Caveman's Blog

My commitment to learning.

Archive for the ‘Web Applications’ Category

How to: Web application architecture – Part 1

with 3 comments


This is a multi-part blog post that will detail the process of architecting a web application. The first part of this article is a list of terms that one might want to be familiar with,when designing a web application. I have tried to structure this glossary based on the design needs of a web application in general and promise to update this list as and when I can remember more.

Project Scope

Prototype

Source Control tool (Subversion, TFS, Visual Source safe, IBM Clearcase)

Bug/Issue tracker (HP Quality Center, IBM Clear Quest, JIRA, etc)

Infrastructure Solution, Code Solution, DB Solution

Data security and compliance (SSL, encryption, web service authentication, etc)

Core Framework

Application Scalability

Smoke testing (Selenium, etc)

Stress test (VSTS, Silk, MS – Web stress tool, etc)

Continuous Integration (Hudson, Cruise Control, etc)

Content Management, Search engine optimization, Analytics,

Infrastructure: Web Servers, DB Servers, Back office servers, CDN, etc

Production/Mock deployment environment: DNS, Firewall, Load Balancer, Sticky Session audit, failover, mail.

Deployment Process

Hudson Production Job

Rollback on failed deployment

SQL Merge / change script

Why is my web application slow?

with 10 comments


Web application slowness in different environments in a software factory-line is something that we all must have come-across at some point or the other. Here is my perspective on “where to begin” to address this issue in a general sense for a Microsoft centric web application. Let as assume that our application was developed using ASP.Net and a SQL Server database.

Web Server

1. Go though the Event Viewer log for any errors, warnings and informational messages. Watch out for messages that were logged by your application and another other applications on your web server.
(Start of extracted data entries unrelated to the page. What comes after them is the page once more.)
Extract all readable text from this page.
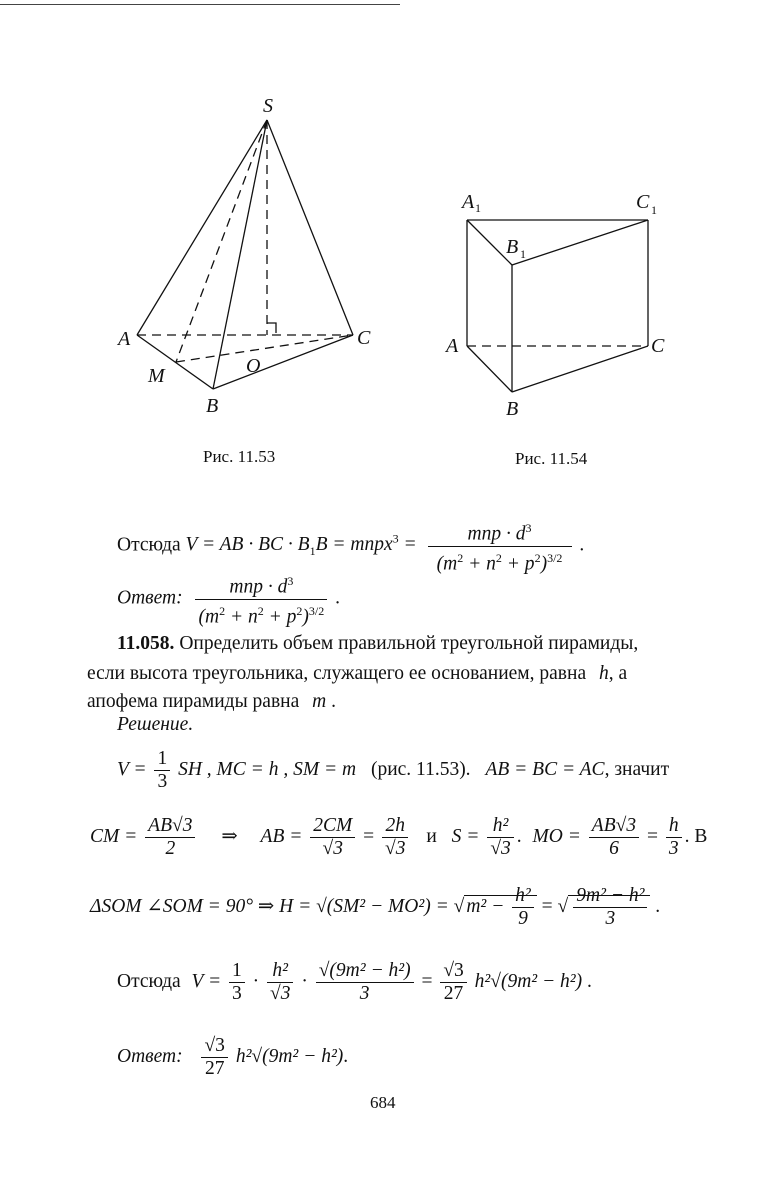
S
A	C
B
M	O
A 1	C 1
B 1
A	C
B
Рис. 11.53	Рис. 11.54
Отсюда V = AB · BC · $B_1B$ = mnpx$^3$ = $\frac{mnp \cdot d^3}{(m^2 + n^2 + p^2)^{3/2}}$ .
Ответ: $\frac{mnp \cdot d^3}{(m^2 + n^2 + p^2)^{3/2}}$ .
11.058. Определить объем правильной треугольной пирамиды,
если высота треугольника, служащего ее основанием, равна h, а
апофема пирамиды равна m .
Решение.
$V = \frac{1}{3}$ SH , MC = h , SM = m (рис. 11.53). AB = BC = AC, значит
CM = $\frac{AB√3}{2}$ ⇒ AB = $\frac{2CM}{√3} = \frac{2h}{√3}$ и $S = \frac{\text{h²}}{√3}$ . MO = $\frac{AB√3}{6} = \frac{h}{3}$ . В
ΔSOM ∠SOM = 90° ⇒ H = √(SM² − MO²) = √ $m^2 - \frac{\text{h²}}{9}$ = √ $\frac{\text{9m² − h²}}{3}$ .
Отсюда $V = \frac{1}{3} \cdot \frac{\text{h²}}{√3} \cdot \frac{\text{√(9m² − h²)}}{3} = \frac{√3}{27} h^2√(9m^2 - h^2)$ .
Ответ: $\frac{√3}{27} h^2√(9m^2 - h^2)$.
684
2. Check the IIS logs to see if there is any unusual response rate i.e. errors (http 500, 404, etc).

3. The application pool in IIS can be a source of the slowness of the application.

4. The web server could have ran out of disk space (lack of error log rolling and backup service).

5. IIS crash because of a memory leak, thread locking, etc. Check out Troubleshooting an IIS Crash/Hang

6. JavaScript interaction with UI objects (Flash, Applets, Silverlight).

7. Make sure that the web server is up-to-date with all the latest “software patches” 😉 (oops !!!  service packs)

8. Make sure that the database connection pool settings are correct.

9. Consider rendering the website content using a content delivery network (CDN) service provider like Akamai, Amazon CloudFront, Microsoft Azure, AT&T, etc.

10. If none of the above seems to cause an issue then read-on.

Application Code

1. Analyzing the web request and the web response across multiple pages of the application using tools like Charles, Fiddler, Firebug, etc can provide you lot of information that you would not know otherwise.

2. Narrow down the scope of the slowness in the page execution.

3. Not disposing objects after use can eat up lot of resources on the web server causing the slowness.

4. Make sure that the response times of all the Ajax, web service calls  are in line with the expectations.

5. Run extended load tests to determine if there might be a new cause of failure, that might not have been noticed during regular load tests.

6. Always employ best practices for implementing web site acceleration [1].

7. Consider fetching multiple result sets in one database call as opposed to one result set per database call. This will reduce the number of round trips to the database.

8. If none of the above seems to cause an issue then read-on.

Database

1. Low disk space on the SQL Server/Cluster.

2. Not following SQL Server best practices.

3. Go though the execution plans of the various suspect SQL scripts/statements to isolate the issue. Table scan can be a very costly operation as opposed to a index scan.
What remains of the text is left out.